万葉集巻第七1336‐1342番歌(冬こもり春の大野を)~アルケーを知りたい(1368)

▼1336は野焼きと心を焼くとを掛け合わせた歌。阿蘇の野焼きの映像を思うとなんともダイナミックな歌。1337は後悔の歌、きっと作者は男だ。1338は娘を思う父親の歌か。1339はこの人で大丈夫かと不安に思う女性の歌。1340は男女どちらの作か分からない。1341と1342は前出の1337と同じようなタイプの男の作。こうやって勝手に作者像を想像するのは面白い。

 草に寄す
冬こもり春の大野を焼く人は 焼き足らねかも我が心焼く 万1336
*春、野原を野焼きする人は飽き足らないと見えて私の心も焼いています。

葛城の高間の草野 早知りて標刺さましを今ぞ悔しき 万1337
*葛城の高間の萱は良いのでもっと早く知って人が入らないように縄張りしておくべきだった。悔しい。

我がやどに生ふるつちはり心ゆも 思はむ人の衣に摺らゆな 万1338
*私の敷地に生えているつちはりの草。どうでもいいような人の衣の染料になってはいけないよ。

月草に衣色どり摺らめども うつろふ色と言ふが苦しき 万1339
*月草の染料で衣を染めようと思うけれど、色が褪せやすいと聞いて迷っています。

紫の糸をぞ我が搓るあしひきの 山橘を貫かむと思ひて 万1340
*紫色の糸を搓っているところです。山の橘の実を通そうと思って。

真玉つく越智の菅原我れ刈らず 人の刈らまく惜しき菅原 万1341
*越智の菅原で草を刈るのを見送りました。すると誰かが刈りました。惜しい、悔しい菅原です。

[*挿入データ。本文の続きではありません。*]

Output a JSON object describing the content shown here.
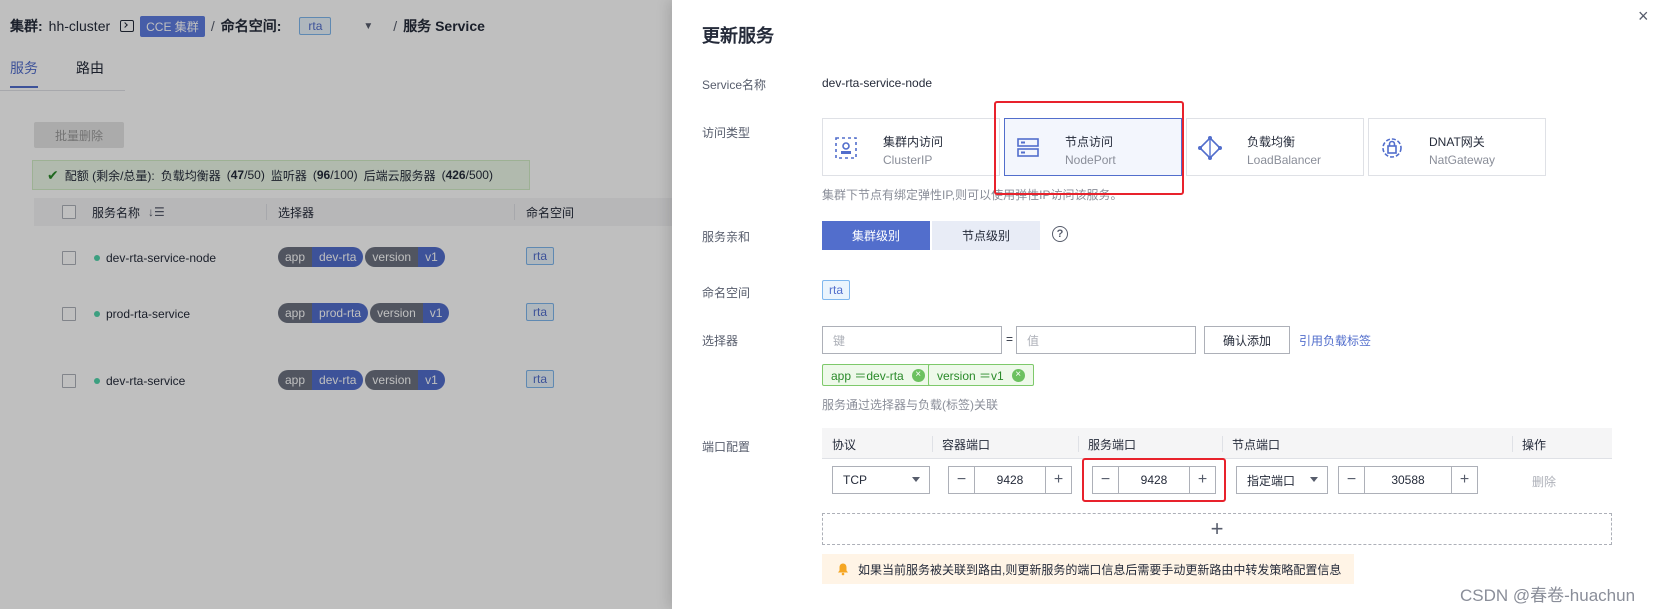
{
  "background": {
    "breadcrumb": {
      "cluster_label": "集群:",
      "cluster_name": "hh-cluster",
      "cluster_tag": "CCE 集群",
      "slash1": "/",
      "namespace_label": "命名空间:",
      "namespace_value": "rta",
      "slash2": "/",
      "page": "服务 Service"
    },
    "tabs": [
      {
        "label": "服务",
        "active": true
      },
      {
        "label": "路由",
        "active": false
      }
    ],
    "batch_delete": "批量删除",
    "quota": {
      "prefix": "配额 (剩余/总量):",
      "lb_label": "负载均衡器",
      "lb_value": "47",
      "lb_total": "50",
      "listener_label": "监听器",
      "listener_value": "96",
      "listener_total": "100",
      "backend_label": "后端云服务器",
      "backend_value": "426",
      "backend_total": "500"
    },
    "table": {
      "headers": {
        "name": "服务名称",
        "selector": "选择器",
        "namespace": "命名空间"
      },
      "sort_icon": "↓☰",
      "rows": [
        {
          "name": "dev-rta-service-node",
          "tags": [
            {
              "k": "app",
              "v": "dev-rta"
            },
            {
              "k": "version",
              "v": "v1"
            }
          ],
          "ns": "rta"
        },
        {
          "name": "prod-rta-service",
          "tags": [
            {
              "k": "app",
              "v": "prod-rta"
            },
            {
              "k": "version",
              "v": "v1"
            }
          ],
          "ns": "rta"
        },
        {
          "name": "dev-rta-service",
          "tags": [
            {
              "k": "app",
              "v": "dev-rta"
            },
            {
              "k": "version",
              "v": "v1"
            }
          ],
          "ns": "rta"
        }
      ]
    }
  },
  "drawer": {
    "title": "更新服务",
    "close": "×",
    "service_name_label": "Service名称",
    "service_name_value": "dev-rta-service-node",
    "access_type_label": "访问类型",
    "access_types": [
      {
        "title": "集群内访问",
        "sub": "ClusterIP",
        "icon": "cluster-ip-icon"
      },
      {
        "title": "节点访问",
        "sub": "NodePort",
        "icon": "node-port-icon",
        "selected": true
      },
      {
        "title": "负载均衡",
        "sub": "LoadBalancer",
        "icon": "load-balancer-icon"
      },
      {
        "title": "DNAT网关",
        "sub": "NatGateway",
        "icon": "nat-gateway-icon"
      }
    ],
    "access_hint": "集群下节点有绑定弹性IP,则可以使用弹性IP访问该服务。",
    "affinity_label": "服务亲和",
    "affinity_options": [
      {
        "label": "集群级别",
        "selected": true
      },
      {
        "label": "节点级别",
        "selected": false
      }
    ],
    "help_glyph": "?",
    "namespace_label": "命名空间",
    "namespace_value": "rta",
    "selector_label": "选择器",
    "key_placeholder": "键",
    "equals": "=",
    "value_placeholder": "值",
    "confirm_add": "确认添加",
    "reference_link": "引用负载标签",
    "selector_tags": [
      "app ＝dev-rta",
      "version ＝v1"
    ],
    "selector_hint": "服务通过选择器与负载(标签)关联",
    "port_label": "端口配置",
    "port_headers": [
      "协议",
      "容器端口",
      "服务端口",
      "节点端口",
      "操作"
    ],
    "port_row": {
      "protocol": "TCP",
      "container_port": "9428",
      "service_port": "9428",
      "node_port_mode": "指定端口",
      "node_port": "30588",
      "delete": "删除"
    },
    "add_glyph": "+",
    "warning": "如果当前服务被关联到路由,则更新服务的端口信息后需要手动更新路由中转发策略配置信息"
  },
  "watermark": "CSDN @春卷-huachun",
  "colors": {
    "accent": "#526ecc",
    "highlight": "#e8222c",
    "success": "#50d4ab"
  }
}
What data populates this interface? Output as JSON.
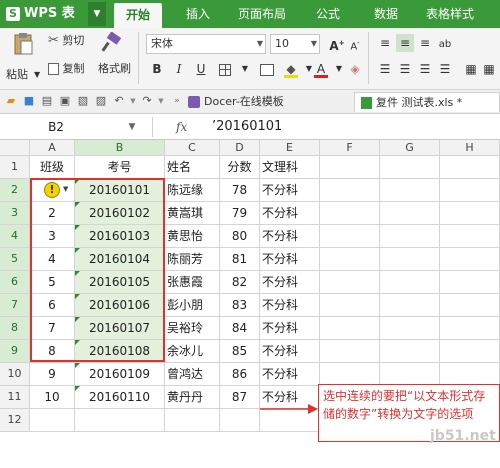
{
  "app": {
    "logo": "WPS 表格",
    "logo_letter": "S"
  },
  "tabs": [
    {
      "label": "开始",
      "active": true
    },
    {
      "label": "插入"
    },
    {
      "label": "页面布局"
    },
    {
      "label": "公式"
    },
    {
      "label": "数据"
    },
    {
      "label": "表格样式"
    }
  ],
  "ribbon": {
    "paste": "粘贴",
    "cut": "剪切",
    "copy": "复制",
    "format_painter": "格式刷",
    "font_name": "宋体",
    "font_size": "10",
    "bold": "B",
    "italic": "I",
    "underline": "U",
    "font_color_label": "A",
    "grow_font": "A",
    "shrink_font": "A"
  },
  "quickbar": {
    "doc_tab_1": "Docer-在线模板",
    "doc_tab_2": "复件 测试表.xls *"
  },
  "formula_bar": {
    "cell_ref": "B2",
    "fx": "fx",
    "value": "’20160101"
  },
  "sheet": {
    "columns": [
      "A",
      "B",
      "C",
      "D",
      "E",
      "F",
      "G",
      "H"
    ],
    "rows": [
      {
        "num": "1",
        "cells": [
          "班级",
          "考号",
          "姓名",
          "分数",
          "文理科"
        ]
      },
      {
        "num": "2",
        "cells": [
          "",
          "20160101",
          "陈远缘",
          "78",
          "不分科"
        ]
      },
      {
        "num": "3",
        "cells": [
          "2",
          "20160102",
          "黄嵩琪",
          "79",
          "不分科"
        ]
      },
      {
        "num": "4",
        "cells": [
          "3",
          "20160103",
          "黄思怡",
          "80",
          "不分科"
        ]
      },
      {
        "num": "5",
        "cells": [
          "4",
          "20160104",
          "陈丽芳",
          "81",
          "不分科"
        ]
      },
      {
        "num": "6",
        "cells": [
          "5",
          "20160105",
          "张惠霞",
          "82",
          "不分科"
        ]
      },
      {
        "num": "7",
        "cells": [
          "6",
          "20160106",
          "彭小朋",
          "83",
          "不分科"
        ]
      },
      {
        "num": "8",
        "cells": [
          "7",
          "20160107",
          "吴裕玲",
          "84",
          "不分科"
        ]
      },
      {
        "num": "9",
        "cells": [
          "8",
          "20160108",
          "余冰儿",
          "85",
          "不分科"
        ]
      },
      {
        "num": "10",
        "cells": [
          "9",
          "20160109",
          "曾鸿达",
          "86",
          "不分科"
        ]
      },
      {
        "num": "11",
        "cells": [
          "10",
          "20160110",
          "黄丹丹",
          "87",
          "不分科"
        ]
      },
      {
        "num": "12",
        "cells": [
          "",
          "",
          "",
          "",
          ""
        ]
      }
    ]
  },
  "annotation": {
    "text": "选中连续的要把“以文本形式存储的数字”转换为文字的选项"
  },
  "watermark": "jb51.net",
  "colors": {
    "accent": "#3a9a3a",
    "annotation": "#e03030",
    "selection": "#e3f1dc"
  }
}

山高み夕日隠りぬ浅茅原 後見むために標結はましを 万1342
*山が高くて浅茅原を照らすはずの夕日を遮ります。後で人に邪魔されずじっくり見るために縄張りをしておけばよかった。

【似顔絵サロン】同時代の乱、672年の壬申の乱の関係者:田辺 小隅 たなべ の おすみ ? - ? 飛鳥時代の人物。壬申の乱では大友皇子側。倉歴道を守っていた田中足麻呂に夜襲をかけて敗走させる。















〔参考〕
伊藤博訳注『新版 万葉集二』角川ソフィア文庫。